A producer, playwright and fashion commentator who has worked for Vivienne Westwood, Kinvara Balfour, daughter of the 5th Earl of Balfour and niece of the Duke of Norfolk, is a lady of many talents. Currently hosting a series of fashion talks in London (she interviewed Sandy Powell just last month) and New York City (where she'll be speaking with Anna Wintour and Manolo Blahnik), Balfour leads a busy life. Thankfully, we had the chance to ask her a couple of questions before she jetted off to the States for the latest installment in her Fashion In Conversation series...
You seem to have your fingers in many pies at the minute - what came first in terms of your many vocations and which do you enjoy the most?
I think my passion for telling stories – either my own, or those of others - began at an early age. If I wasn’t mimicking my parents and their friends, I was writing stories and devising endless mini-plays with my sisters - complete with costumes from a wonderful fancy dress box we had. From swanning around the house in fancy dress, I moved on to ‘borrowing’ clothes from my mother’s wardrobe, and that of my aunt Carina (Frost) who was a model for the likes of Ossie Clarke and Biba: they always had something awesome to wear. That passion for fashion was exercised at school when, at 16, I entered the Lloyd’s Fashion Challenge, a national competition in fashion design. I ended up winning the whole thing, as selected by the competition’s judge, Vivienne Westwood. That was a great day. I went on to work for Vivienne for a while - a theatrical experience in itself - and strived to combine my love of fashion, drama and storytelling from then on.

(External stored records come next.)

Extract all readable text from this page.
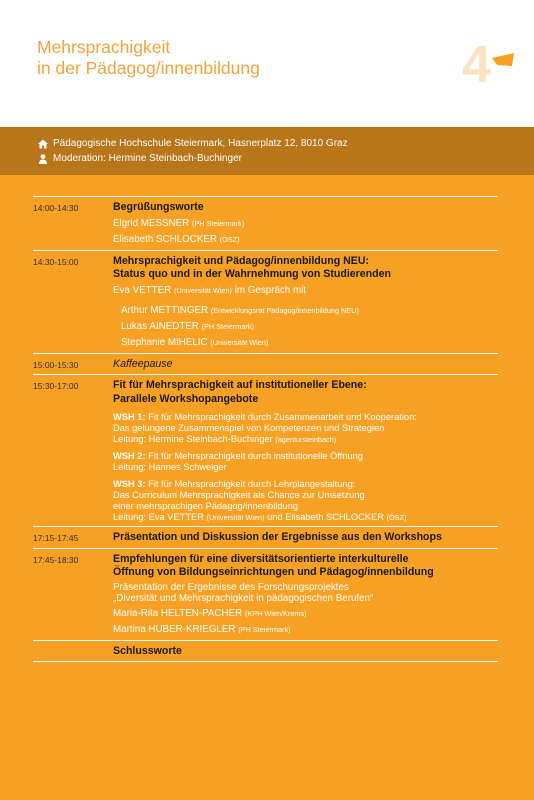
Mehrsprachigkeit
in der Pädagog/innenbildung	4
Pädagogische Hochschule Steiermark, Hasnerplatz 12, 8010 Graz
Moderation: Hermine Steinbach-Buchinger
14:00-14:30	Begrüßungsworte
Elgrid MESSNER (PH Steiermark)
Elisabeth SCHLOCKER (ÖSZ)
14:30-15:00	Mehrsprachigkeit und Pädagog/innenbildung NEU:
Status quo und in der Wahrnehmung von Studierenden
Eva VETTER (Universität Wien) im Gespräch mit
Arthur METTINGER (Entwicklungsrat Pädagog/innenbildung NEU)
Lukas AINEDTER (PH Steiermark)
Stephanie MIHELIC (Universität Wien)
15:00-15:30	Kaffeepause
15:30-17:00	Fit für Mehrsprachigkeit auf institutioneller Ebene:
Parallele Workshopangebote
WSH 1: Fit für Mehrsprachigkeit durch Zusammenarbeit und Kooperation:
Das gelungene Zusammenspiel von Kompetenzen und Strategien
Leitung: Hermine Steinbach-Buchinger (agentursteinbach)
WSH 2: Fit für Mehrsprachigkeit durch institutionelle Öffnung
Leitung: Hannes Schweiger
WSH 3: Fit für Mehrsprachigkeit durch Lehrplangestaltung:
Das Curriculum Mehrsprachigkeit als Chance zur Umsetzung
einer mehrsprachigen Pädagog/innenbildung
Leitung: Eva VETTER (Universität Wien) und Elisabeth SCHLOCKER (ÖSZ)
17:15-17:45	Präsentation und Diskussion der Ergebnisse aus den Workshops
17:45-18:30	Empfehlungen für eine diversitätsorientierte interkulturelle
Öffnung von Bildungseinrichtungen und Pädagog/innenbildung
Präsentation der Ergebnisse des Forschungsprojektes
„Diversität und Mehrsprachigkeit in pädagogischen Berufen“
Maria-Rita HELTEN-PACHER (KPH Wien/Krems)
Martina HUBER-KRIEGLER (PH Steiermark)
Schlussworte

What are you working on at the minute?
I am currently developing a fashion-based TV docu-series in the USA called Fashion Week; if it is successful, I plan to bring the format to countries all over the world. I am also hosting Fashion In Conversation, a series of live and exclusive interviews with global fashion superstars for Apple, which are filmed and screened globally on iTunes.
How is that going?
The response has been huge, and has reminded me what an appetite there is out there for fashion, costume and creativity in general. In addition, I am an advocate for London’s Royal Court Theatre – a place I deem to be something of a second home in London, I love it so much. If time permits, I would like to complete the new play I am currently trying to write; it’s a dark, modern comedy of manners which calls for several colourful ball gowns and cocktail dresses – I am finding it easier to picture these in my mind than I am the actual words for the script so I have some work to do...
Drama and fashion - you seem to have married the two?
Everything I do seems to combine my love of costume and fashion with my desire to tell stories, be it the plays I have written, my TV show, or my Apple talks.
You recently interviewed Sandy Powell at the Apple Store - it's nice to see costume designers like Sandy being fore grounded by the media - why do you think this has started happening?
Sandy has won 3 BAFTAs, 2 Oscars and has been nominated for 10 of those each, which is more than any British director or actor can claim. She is incredibly talented and very hard-working, and consequently, her work is so prevalent that I think people have taken notice of that. I think the passion for vintage clothing that sprung up in popular culture about 15 years ago has also helped with the fact that costume designers, and the costumes they create, are deemed more precious, beautiful and valuable than before. And popular costume dramas on TV such as Downton Abbey have only served to enhance that sense of interest and respect from the public. We forget that these costume designers aren’t just designers; they are couturiers as well. Like some of the great couturiers in fashion, I think it’s time we put these talented costume designers on the pedestal upon which they belong.
Sandy Powell and Kinvara Balfour in conversation at the Apple store, London
What was the most interesting topic/point/revelation that came from your talk with Sandy?
One of the main things that stood out for me was the fact that as a costume designer, she and her team are making costumes for almost every single character in some films – in Gangs of New York that numbered at around 1,000 – and in addition, there is a team dedicated to making these clothes look worn, old or dirty where needed using special painting methods etc. The amount of work that goes into each costume, as well as each character, is astounding.
Well said! What do you think of costume designers turning their hand to fashion and vice versa?
From my perspective, the two are one. If you look at the complex and intricate work of any top fashion designer like Alexander McQueen, John Galliano or Valentino, for example, and you compare it with something created by the likes of Sandy Powell in The Other Boleyn Girl or The Young Victoria, they are one and the same. I think we will see more of this overlap in the future; where pret-a-porter fashion designers work on costumes for film and vice versa. For example, most recently, Net-a-Porter launched Capitol Couture by Trish Summerville, a ready-to-wear line from the costume designer of The Hunger Games. This was deemed somewhat radical when it launched this season but I sense it is the start of a huge new trend.